Em Gênesis 17.6, a promessa divina de multiplicidade também é uma promessa de
proeminência política, pois também é dito que reis procederão de Abraão. Para
nosso estudo (ver post anterior),
porém, é mais importante que em Gênesis 17.16 a promessa é dada a Sara: “eu a
abençoarei, ela será mãe de nações, e dela procederão reis”. Assim, a história
de José tem a ver com o cumprimento dessa promessa. O segundo sonho de José
deixa claro que estamos lidando com o surgimento de um rei da descendência de
Abraão e Sara. Esse fato, especificamente em sua relação com a promessa feita a
Sara, é importante por dois motivos: o contexto da promessa em Gênesis 17 é o
conflito familiar do capítulo 16, como vimos no post passado, assim como o sonho de José está inserido num conflito
familiar; e parte desse conflito, tanto no caso de Sara com Agar quanto de José
e seus irmãos, tem a ver com o exercício de um poder coercivo. Assim,
poderíamos formular um questionamento: será que esse rei da linhagem de Abraão
e Sara levará a bênção divina aos povos por meio de um poder coercivo?[9]
Os sonhos de José parecem dar uma
resposta positiva a essa pergunta. No primeiro sonho de José, a imagem dos
“feixes no campo” é muito importante. Obviamente
não se trata de uma imagem do cotidiano típico de uma família nômade e
pastoril.[10]
Mais uma vez, a imagem poderia simplesmente indicar uma relação textual, pois o
governo de José no Egito se concentrará na “coleta” (Gn 41.48; heb. qābats)
e “estoque” (Gn 41.49; heb. tsābar) de “mantimento” (Gn 41.48; heb.’ōkel)
e “cereais” (Gn 41.49; heb. bar).

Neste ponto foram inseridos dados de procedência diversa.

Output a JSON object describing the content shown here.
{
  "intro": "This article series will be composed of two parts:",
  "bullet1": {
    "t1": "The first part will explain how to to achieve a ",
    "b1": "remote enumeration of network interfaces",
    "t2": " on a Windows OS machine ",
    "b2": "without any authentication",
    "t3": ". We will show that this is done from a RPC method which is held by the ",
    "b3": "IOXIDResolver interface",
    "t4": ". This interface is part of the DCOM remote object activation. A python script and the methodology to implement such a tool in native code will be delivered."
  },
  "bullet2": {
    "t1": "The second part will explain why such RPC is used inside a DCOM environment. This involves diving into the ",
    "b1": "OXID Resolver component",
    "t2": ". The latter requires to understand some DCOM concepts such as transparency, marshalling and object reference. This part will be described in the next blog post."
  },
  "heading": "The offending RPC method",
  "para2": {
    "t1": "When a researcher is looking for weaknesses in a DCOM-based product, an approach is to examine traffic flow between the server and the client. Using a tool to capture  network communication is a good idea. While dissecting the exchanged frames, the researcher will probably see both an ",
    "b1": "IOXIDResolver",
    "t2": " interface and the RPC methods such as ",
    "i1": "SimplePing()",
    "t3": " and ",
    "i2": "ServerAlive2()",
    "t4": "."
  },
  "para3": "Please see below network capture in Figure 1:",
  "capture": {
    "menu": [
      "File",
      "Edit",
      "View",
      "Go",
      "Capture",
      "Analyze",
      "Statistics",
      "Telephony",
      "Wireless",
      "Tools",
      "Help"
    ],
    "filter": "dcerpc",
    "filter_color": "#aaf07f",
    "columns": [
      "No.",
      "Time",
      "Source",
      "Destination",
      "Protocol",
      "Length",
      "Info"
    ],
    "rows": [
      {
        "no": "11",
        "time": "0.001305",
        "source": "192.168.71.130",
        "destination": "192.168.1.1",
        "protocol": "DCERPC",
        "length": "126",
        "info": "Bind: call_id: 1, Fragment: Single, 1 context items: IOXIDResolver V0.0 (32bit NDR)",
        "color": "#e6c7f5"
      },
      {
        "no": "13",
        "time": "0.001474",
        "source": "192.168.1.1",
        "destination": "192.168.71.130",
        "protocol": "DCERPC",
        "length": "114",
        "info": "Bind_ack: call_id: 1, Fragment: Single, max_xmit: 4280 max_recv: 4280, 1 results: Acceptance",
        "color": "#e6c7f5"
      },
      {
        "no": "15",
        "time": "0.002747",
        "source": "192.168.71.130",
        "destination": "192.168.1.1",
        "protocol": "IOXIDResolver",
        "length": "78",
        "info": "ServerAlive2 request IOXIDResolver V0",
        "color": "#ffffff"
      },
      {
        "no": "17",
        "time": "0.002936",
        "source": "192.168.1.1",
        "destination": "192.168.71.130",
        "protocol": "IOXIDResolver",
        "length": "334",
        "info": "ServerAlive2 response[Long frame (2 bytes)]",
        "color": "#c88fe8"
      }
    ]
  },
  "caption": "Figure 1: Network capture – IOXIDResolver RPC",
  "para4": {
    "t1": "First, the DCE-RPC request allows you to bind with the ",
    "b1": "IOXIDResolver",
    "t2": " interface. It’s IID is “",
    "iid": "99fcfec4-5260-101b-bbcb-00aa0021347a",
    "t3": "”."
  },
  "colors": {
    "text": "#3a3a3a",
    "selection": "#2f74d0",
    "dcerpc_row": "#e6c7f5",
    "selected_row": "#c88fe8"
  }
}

É claro que essa relação existe,
apesar de o texto do capítulo 41 não usar o termo “feixes” aqui. O que é mais
importante, porém, é o significado cultural da imagem de “feixes no campo”. Existe
outra narrativa de conflito entre irmãos que acontece no “campo” (heb. śādeh):[11] Caim e
Abel (cf. Gn 4.8). Nessa narrativa fica clara uma tensão entre o estilo de vida
pastoril de Abel, típico do nomadismo patriarcal de Abraão, e o estilo de vida
agrário de Caim, típico das culturas sedentárias das monarquias urbanas.[12] No
desenrolar da história de Caim, fica claro que seu estilo de vida agrário está
relacionado com a construção de cidades (cf. Gn 4.17) e a cultura urbana (cf.
Gn 4.19-22), assim como a violência (cf. Gn 4.23-24), características que aparecerão na centralização
de poder do tipo monárquico da “Torre de Babel” (cf. Gn 10.8-10; 11.1-9). De
fato, a agricultura e a administração urbana formavam uma simbiose econômica,
na qual um poder monárquico tem as condições necessárias de exploração da
população que cultiva os campos, em benefício da população urbana, exatamente
como no Egito.[13]
Essa atitude monárquica tem conotações religiosas. Além do fato conhecido de
que os reis se viam e eram vistos como representantes divinos, o sonho de José
usa um verbo importante para a posição de seu feixe: “ficou em pé” (heb. nitstsābâ).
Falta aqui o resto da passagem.